In the primary season, Kasich has repeatedly stated that he will not “take the lowest road to the highest office.” He has consistently stressed his ability to bring people together, even as his primary opponents have received more attention by lambasting the other side. He hasn’t capitulated on his views or his willingness to work across the aisle (see Clinton) even though it would make him more popular, and he has stayed above the name calling and accusations that the other candidates have made as the hallmarks of their campaign. Through his words and actions, Kasich has shown the ability to bring people together.

I hope that we can all agree that what we need as a country is some degree of healing, of bringing people together, of ending the overly adversarial and combative nature of our politics. Why have Congress and the president failed to achieve anything significant over the last several years? Because Americans of different political persuasions loathe one another. Not just in Washington, D.C., but across the country. All we hear on the news and in our social lives is the partisanship from those who feed the fire, who point at the other side as the only barrier to success in our country and fail to recognize that they may be part of the problem.
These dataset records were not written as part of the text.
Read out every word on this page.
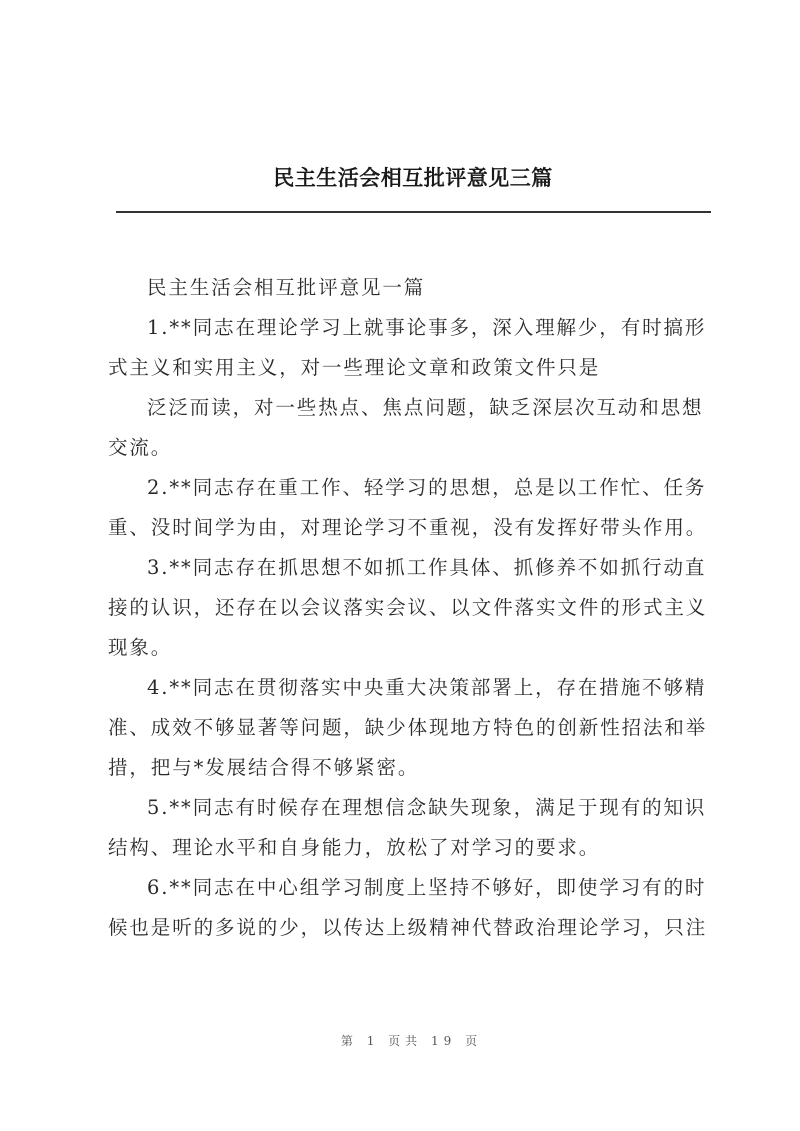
民主生活会相互批评意见三篇
民主生活会相互批评意见一篇
1.**同志在理论学习上就事论事多，深入理解少，有时搞形
式主义和实用主义，对一些理论文章和政策文件只是
泛泛而读，对一些热点、焦点问题，缺乏深层次互动和思想
交流。
2.**同志存在重工作、轻学习的思想，总是以工作忙、任务
重、没时间学为由，对理论学习不重视，没有发挥好带头作用。
3.**同志存在抓思想不如抓工作具体、抓修养不如抓行动直
接的认识，还存在以会议落实会议、以文件落实文件的形式主义
现象。
4.**同志在贯彻落实中央重大决策部署上，存在措施不够精
准、成效不够显著等问题，缺少体现地方特色的创新性招法和举
措，把与*发展结合得不够紧密。
5.**同志有时候存在理想信念缺失现象，满足于现有的知识
结构、理论水平和自身能力，放松了对学习的要求。
6.**同志在中心组学习制度上坚持不够好，即使学习有的时
候也是听的多说的少，以传达上级精神代替政治理论学习，只注
第 1 页共 19 页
We have four candidates convinced that they can waltz in and make radical changes, the other party be damned. We should ask ourselves, aren’t people like Sanders, Clinton, Cruz and Trump the reason why nothing gets done in our government in the first place? American democracy doesn’t entitle whoever gets 51 percent of the vote to do as they please, and such action wouldn’t be possible in today’s polarized environment.

Without compromise, dialogue and a willingness to listen to others, democratic government cannot function. Many of our founding fathers and our greatest presidents understood this.

But today, Kasich seems to be the only person in the race for the presidency who understands this fundamental fact, and therefore is the only one with a chance to heal our divided country. We would be right to remember it this Tuesday and beyond.